The older he gets, the more Sandy Harper appreciates a day spent on the golf course.
At 51, the reigning Canadian Club Champions champion believes his two extended periods away from the game have kept his competitive juices flowing into his fifth decade.
That includes his time as a professional, playing on the Canadian Tour, Australia Tour, Asia Tour and what is now the U.S. Nationwide Tour.
He made some money and played with some of the best golfers in the history of the game.
Players like Greg Norman, Ian Woosnam, Bernhard Langer, Raymond Floyd, Gary Player and Payne Stewart.

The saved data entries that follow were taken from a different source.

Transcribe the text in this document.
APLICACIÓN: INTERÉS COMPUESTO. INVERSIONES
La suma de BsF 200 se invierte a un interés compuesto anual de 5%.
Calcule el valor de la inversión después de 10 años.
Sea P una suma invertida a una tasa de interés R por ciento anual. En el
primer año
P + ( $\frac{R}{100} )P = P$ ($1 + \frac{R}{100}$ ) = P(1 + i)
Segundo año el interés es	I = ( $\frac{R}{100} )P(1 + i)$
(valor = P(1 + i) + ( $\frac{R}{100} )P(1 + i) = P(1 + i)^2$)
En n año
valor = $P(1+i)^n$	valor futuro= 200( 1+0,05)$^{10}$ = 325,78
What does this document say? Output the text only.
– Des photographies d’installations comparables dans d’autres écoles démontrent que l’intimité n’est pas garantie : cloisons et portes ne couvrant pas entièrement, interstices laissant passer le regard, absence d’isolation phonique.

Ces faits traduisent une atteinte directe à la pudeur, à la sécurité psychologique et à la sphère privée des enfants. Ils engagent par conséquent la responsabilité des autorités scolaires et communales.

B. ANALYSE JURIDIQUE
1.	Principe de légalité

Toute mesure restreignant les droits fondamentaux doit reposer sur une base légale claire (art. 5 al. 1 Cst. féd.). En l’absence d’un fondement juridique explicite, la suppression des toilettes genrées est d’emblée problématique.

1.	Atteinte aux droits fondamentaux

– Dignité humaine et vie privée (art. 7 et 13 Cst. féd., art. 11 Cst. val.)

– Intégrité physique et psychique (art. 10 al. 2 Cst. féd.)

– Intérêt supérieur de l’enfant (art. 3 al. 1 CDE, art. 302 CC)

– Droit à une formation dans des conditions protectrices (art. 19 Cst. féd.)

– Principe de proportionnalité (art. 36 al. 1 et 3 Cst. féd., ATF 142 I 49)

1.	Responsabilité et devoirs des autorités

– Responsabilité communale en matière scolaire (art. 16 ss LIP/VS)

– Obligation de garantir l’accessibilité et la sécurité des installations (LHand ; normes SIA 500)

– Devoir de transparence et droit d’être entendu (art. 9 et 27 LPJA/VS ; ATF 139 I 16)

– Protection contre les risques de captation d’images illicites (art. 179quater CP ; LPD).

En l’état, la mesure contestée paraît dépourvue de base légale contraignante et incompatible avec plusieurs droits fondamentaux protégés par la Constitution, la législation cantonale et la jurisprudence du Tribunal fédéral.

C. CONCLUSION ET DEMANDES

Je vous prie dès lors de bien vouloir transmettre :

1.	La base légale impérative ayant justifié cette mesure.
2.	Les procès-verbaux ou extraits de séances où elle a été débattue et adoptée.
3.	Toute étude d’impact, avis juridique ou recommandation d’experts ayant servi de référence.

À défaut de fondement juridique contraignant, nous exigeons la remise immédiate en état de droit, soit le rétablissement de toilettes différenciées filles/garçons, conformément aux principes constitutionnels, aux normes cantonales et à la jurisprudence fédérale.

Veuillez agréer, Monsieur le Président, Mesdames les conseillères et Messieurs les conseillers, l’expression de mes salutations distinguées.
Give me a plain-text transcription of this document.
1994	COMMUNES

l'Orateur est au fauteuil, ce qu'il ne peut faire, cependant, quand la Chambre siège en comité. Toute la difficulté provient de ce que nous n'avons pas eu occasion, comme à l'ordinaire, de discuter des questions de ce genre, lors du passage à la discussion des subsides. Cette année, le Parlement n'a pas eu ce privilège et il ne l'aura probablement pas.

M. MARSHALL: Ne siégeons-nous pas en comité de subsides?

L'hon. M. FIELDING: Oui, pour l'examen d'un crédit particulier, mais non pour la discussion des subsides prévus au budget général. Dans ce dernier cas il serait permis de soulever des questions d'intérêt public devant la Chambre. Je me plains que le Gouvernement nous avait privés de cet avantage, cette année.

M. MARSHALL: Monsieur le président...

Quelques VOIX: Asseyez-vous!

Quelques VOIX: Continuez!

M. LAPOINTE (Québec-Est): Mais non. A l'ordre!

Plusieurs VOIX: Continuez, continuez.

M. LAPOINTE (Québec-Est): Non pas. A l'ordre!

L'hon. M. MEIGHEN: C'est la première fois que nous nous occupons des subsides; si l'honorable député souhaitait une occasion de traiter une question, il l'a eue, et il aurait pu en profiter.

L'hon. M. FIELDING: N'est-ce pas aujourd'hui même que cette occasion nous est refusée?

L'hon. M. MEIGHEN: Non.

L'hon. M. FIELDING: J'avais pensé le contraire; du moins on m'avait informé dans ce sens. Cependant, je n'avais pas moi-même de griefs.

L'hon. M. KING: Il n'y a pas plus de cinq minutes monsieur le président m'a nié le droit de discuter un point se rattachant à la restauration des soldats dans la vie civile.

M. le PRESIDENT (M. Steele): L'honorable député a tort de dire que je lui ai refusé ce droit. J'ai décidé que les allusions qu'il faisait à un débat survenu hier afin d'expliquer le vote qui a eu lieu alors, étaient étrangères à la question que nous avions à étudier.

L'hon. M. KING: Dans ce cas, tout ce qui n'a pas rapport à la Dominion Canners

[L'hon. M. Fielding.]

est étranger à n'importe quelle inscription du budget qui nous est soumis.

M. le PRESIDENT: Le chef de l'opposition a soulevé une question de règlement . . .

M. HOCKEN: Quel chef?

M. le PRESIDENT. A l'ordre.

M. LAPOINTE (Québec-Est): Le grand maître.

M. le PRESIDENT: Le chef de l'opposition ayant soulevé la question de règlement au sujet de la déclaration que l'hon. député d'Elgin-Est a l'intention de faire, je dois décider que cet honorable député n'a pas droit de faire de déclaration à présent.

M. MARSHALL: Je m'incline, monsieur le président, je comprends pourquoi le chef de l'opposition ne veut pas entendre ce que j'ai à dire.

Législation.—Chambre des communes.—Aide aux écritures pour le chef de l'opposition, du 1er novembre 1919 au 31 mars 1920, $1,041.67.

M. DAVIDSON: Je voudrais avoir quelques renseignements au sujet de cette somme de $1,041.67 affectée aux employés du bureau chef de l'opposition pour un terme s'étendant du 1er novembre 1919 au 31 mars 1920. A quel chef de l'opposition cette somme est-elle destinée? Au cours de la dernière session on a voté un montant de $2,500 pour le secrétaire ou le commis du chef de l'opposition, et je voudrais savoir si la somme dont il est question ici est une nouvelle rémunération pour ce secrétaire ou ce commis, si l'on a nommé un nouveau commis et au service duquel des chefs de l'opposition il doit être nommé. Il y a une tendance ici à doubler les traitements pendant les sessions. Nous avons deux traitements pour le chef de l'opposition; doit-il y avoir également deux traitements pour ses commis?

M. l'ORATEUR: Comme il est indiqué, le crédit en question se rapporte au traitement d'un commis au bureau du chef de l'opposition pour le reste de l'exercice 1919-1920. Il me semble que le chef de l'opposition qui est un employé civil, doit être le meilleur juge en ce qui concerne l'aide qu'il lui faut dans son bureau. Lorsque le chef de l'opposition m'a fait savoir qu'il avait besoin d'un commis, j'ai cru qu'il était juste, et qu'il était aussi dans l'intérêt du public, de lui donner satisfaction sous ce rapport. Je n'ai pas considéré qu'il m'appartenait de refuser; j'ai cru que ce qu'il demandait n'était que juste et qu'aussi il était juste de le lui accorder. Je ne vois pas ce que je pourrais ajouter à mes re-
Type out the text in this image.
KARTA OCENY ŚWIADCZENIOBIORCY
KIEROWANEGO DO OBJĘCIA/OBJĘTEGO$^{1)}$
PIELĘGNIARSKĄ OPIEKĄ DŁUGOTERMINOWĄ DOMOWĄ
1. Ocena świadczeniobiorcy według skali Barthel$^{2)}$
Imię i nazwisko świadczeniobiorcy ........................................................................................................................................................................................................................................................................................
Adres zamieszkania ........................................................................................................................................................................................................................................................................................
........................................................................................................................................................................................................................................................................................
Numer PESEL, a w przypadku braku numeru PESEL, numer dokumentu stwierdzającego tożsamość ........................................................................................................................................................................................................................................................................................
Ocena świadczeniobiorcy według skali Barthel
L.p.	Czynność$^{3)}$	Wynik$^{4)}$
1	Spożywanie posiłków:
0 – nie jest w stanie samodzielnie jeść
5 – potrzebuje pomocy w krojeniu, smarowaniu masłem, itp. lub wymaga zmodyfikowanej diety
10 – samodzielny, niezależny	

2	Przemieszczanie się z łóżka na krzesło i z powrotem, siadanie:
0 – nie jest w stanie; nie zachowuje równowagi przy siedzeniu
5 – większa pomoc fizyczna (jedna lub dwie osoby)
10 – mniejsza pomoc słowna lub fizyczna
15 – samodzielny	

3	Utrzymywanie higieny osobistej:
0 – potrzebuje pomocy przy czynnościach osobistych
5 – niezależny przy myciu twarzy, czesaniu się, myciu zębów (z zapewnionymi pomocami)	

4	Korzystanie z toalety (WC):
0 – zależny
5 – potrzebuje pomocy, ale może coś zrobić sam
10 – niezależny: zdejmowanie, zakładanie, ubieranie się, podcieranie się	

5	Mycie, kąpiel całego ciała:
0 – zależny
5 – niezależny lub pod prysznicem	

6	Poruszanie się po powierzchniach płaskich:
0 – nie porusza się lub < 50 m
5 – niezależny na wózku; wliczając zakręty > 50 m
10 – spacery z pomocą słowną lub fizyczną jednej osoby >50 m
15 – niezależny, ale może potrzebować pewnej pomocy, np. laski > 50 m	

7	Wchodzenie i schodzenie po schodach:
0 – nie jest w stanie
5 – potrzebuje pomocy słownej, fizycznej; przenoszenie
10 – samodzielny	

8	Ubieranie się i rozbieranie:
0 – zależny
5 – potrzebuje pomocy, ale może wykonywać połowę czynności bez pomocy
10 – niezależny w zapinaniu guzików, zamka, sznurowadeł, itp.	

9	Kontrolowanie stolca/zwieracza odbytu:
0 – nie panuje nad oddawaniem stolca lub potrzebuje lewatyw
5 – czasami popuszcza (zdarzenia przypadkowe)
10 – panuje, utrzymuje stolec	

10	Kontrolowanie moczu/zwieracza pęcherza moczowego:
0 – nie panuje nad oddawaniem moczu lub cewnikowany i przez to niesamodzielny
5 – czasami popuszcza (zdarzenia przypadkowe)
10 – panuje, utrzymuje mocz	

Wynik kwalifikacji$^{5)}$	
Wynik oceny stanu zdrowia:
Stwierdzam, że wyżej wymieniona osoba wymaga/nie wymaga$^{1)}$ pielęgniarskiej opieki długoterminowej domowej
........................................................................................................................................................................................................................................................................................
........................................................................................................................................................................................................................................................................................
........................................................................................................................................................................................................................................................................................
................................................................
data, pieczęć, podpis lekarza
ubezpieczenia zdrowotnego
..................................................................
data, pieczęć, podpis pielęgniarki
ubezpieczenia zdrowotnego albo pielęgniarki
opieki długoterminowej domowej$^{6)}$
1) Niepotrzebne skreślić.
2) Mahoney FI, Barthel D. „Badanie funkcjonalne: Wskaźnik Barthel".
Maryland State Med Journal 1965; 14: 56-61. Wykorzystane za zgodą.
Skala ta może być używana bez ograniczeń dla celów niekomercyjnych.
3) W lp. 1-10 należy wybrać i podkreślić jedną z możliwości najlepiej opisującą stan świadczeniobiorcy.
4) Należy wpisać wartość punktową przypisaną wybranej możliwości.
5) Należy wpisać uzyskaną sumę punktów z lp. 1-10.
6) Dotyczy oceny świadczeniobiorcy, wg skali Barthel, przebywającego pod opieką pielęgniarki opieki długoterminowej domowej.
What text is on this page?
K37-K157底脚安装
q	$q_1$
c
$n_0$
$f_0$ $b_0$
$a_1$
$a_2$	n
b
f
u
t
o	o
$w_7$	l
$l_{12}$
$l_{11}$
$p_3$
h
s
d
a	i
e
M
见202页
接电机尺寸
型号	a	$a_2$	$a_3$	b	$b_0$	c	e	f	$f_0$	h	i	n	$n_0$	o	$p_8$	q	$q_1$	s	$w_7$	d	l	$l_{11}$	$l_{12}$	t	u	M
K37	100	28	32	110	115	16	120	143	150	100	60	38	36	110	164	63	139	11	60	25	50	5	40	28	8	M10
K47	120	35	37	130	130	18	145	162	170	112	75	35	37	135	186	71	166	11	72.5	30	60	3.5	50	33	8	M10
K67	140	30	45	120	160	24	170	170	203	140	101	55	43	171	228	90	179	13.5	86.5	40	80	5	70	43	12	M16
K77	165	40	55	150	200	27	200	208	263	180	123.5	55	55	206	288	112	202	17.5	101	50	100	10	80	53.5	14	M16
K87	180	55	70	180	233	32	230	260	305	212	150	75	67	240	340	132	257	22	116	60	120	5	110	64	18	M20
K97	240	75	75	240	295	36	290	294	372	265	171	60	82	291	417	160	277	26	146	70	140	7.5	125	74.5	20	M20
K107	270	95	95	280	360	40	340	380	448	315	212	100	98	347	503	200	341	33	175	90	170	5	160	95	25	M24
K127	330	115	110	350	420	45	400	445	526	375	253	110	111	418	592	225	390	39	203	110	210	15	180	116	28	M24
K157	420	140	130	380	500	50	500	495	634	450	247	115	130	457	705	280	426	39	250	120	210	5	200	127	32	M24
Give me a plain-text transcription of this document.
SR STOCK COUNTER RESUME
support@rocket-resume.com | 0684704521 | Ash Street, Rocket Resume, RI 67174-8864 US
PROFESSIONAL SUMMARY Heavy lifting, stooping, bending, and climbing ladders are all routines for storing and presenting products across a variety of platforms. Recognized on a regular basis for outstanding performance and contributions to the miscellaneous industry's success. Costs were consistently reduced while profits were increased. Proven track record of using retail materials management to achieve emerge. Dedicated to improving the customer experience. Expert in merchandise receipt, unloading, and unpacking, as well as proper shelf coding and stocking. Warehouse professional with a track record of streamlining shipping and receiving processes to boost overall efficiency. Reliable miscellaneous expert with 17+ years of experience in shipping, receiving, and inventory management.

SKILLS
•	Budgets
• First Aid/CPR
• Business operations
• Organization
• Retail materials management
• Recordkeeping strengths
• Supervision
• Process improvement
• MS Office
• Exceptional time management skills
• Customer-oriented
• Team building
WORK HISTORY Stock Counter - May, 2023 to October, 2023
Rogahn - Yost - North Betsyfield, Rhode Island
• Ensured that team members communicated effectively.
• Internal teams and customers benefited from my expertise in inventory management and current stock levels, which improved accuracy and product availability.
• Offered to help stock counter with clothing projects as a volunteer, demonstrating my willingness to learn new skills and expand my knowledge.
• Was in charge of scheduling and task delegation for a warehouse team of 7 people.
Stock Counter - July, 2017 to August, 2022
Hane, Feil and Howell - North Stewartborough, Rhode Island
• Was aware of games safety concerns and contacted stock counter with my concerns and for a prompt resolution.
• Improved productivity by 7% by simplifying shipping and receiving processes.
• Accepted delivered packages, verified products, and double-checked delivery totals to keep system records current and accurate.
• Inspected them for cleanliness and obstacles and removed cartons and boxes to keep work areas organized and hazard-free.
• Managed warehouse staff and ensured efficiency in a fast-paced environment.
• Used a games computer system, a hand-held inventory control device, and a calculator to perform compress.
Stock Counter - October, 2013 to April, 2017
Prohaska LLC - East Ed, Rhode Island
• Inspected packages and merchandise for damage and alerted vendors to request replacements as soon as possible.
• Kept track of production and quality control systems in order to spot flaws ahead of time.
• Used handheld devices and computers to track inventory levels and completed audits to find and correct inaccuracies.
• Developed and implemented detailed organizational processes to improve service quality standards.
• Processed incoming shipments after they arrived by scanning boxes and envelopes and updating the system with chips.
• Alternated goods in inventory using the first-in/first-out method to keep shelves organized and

“I remember playing with them, they certainly wouldn’t remember playing with me,” said Harper.
He won the B.C. Junior title in 1974 and the B.C. Amateur in 1980, one year after PGA great Fred Couples of Seattle won the title.
He turned professional at the end of 1980.
“The first couple of years were a little tougher then it started getting good. I had a lot of fun playing in Australia and Asia. My wife and I went to Australia and Asia on a five-month trip and it was great. I came back and went across Canada and played in different tournaments. The next fall I went back down by myself for about seven weeks. That’s when I thought maybe it’s time to move on.”
He retired from the pro scene in 1988 and got married.
He got his amateur status back in 1994 then proceeded to win $52,000 and other gifts by sinking a hole in one at the Pacific Open in Vancouver in 1995, forcing him to relinquish his amateur status again.
“Then I had kids and golf wasn’t a priority anymore,” said Harper.
Harper lost his wife, Sandra, to cancer in 2002.
At the time he wasn’t too keen on returning to competitive golf, but his passion for the game slowly returned after he reapplied for his amateur status two years ago.
“I’m quite invigorated about it, really,” said Harper.
“If I played golf for all of those years, competitively, there’s a burnout time. For not really playing anything but a couple of scrambles with friends through the course of each year, you kind of feel like a junior again. It’s kind of fun playing against the young guys.”
His summer dance card is full. He’ll play in the B.C. Amateur championship at Marine Drive in Vancouver July 22-25, represent B.C. at the Pacific Coast Amateur Championship, Aug. 5-8 at Royal Colwood Golf Course, the Canadian Men’s Amateur on Lethbridge, Alta. Aug. 10-14 (if he qualifies) and play for his province at the Canadian Men’s Mid-Amateur golf championships at Pheasant Glen Golf Resort in Qualicum Aug. 18-22.
All the success he’s had in qualifying for tournaments comes with a price, though.
For the second straight year, he’ll have to skip the Nanaimo Amateur due to conflicting events.